If any beneficiary of an estate or trust is receiving public benefits and the inheritance is not passed to a special needs trust, then the disabled beneficiary will likely be disqualified from the means-tested public benefits. Even though the disabled beneficiary may be able to shelter the funds in a first-party special needs trust, the first-party special needs trust will contain a payback provision; further, if the beneficiary is over the age of 65 when the trust is to be funded, a first-party special needs trust cannot be established because of the age restrictions. Therefore, utilizing a third-party special needs trust in an estate plan can be very advantageous to a beneficiary with special needs.

Protect Your Clients and Their Loved Ones

Although not every estate plan will need to utilize special needs trust planning, it is important that the practitioner be aware of the options available to clients who have or may have a special needs heir, legatee, or beneficiary.
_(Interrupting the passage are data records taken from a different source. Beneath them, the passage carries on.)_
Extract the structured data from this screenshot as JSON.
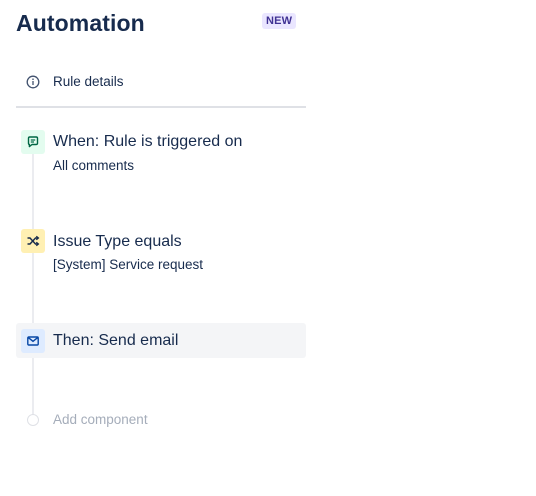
{
  "header": {
    "title": "Automation",
    "badge": "NEW"
  },
  "rule_details": {
    "label": "Rule details",
    "icon": "info-icon"
  },
  "steps": [
    {
      "kind": "trigger",
      "title": "When: Rule is triggered on",
      "subtitle": "All comments",
      "icon": "comment-icon",
      "icon_bg": "#e3fcef",
      "icon_color": "#006644"
    },
    {
      "kind": "condition",
      "title": "Issue Type equals",
      "subtitle": "[System] Service request",
      "icon": "shuffle-icon",
      "icon_bg": "#fff0b3",
      "icon_color": "#172b4d"
    },
    {
      "kind": "action",
      "title": "Then: Send email",
      "icon": "email-icon",
      "icon_bg": "#deebff",
      "icon_color": "#0747a6",
      "selected": true
    }
  ],
  "add_component": {
    "label": "Add component"
  },
  "colors": {
    "text": "#172b4d",
    "muted": "#a5adba",
    "badge_bg": "#eae6ff",
    "badge_text": "#403294",
    "divider": "#dfe1e6",
    "selected_bg": "#f4f5f7"
  }
}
Discussing special needs trust planning with your clients will undoubtedly add value to the legal services you are providing and will serve to protect many beneficiaries from losing valuable benefits.

Disclaimer: This article is intended to be an overview of special needs trust planning and is not intended to be an in-depth discussion of the drafting, administration, or tax issues related to special needs trusts. State laws differ as to the use of special needs trust planning. Therefore, you should review the law in your state for specific rules and regulations regarding special needs trusts drafting and administration.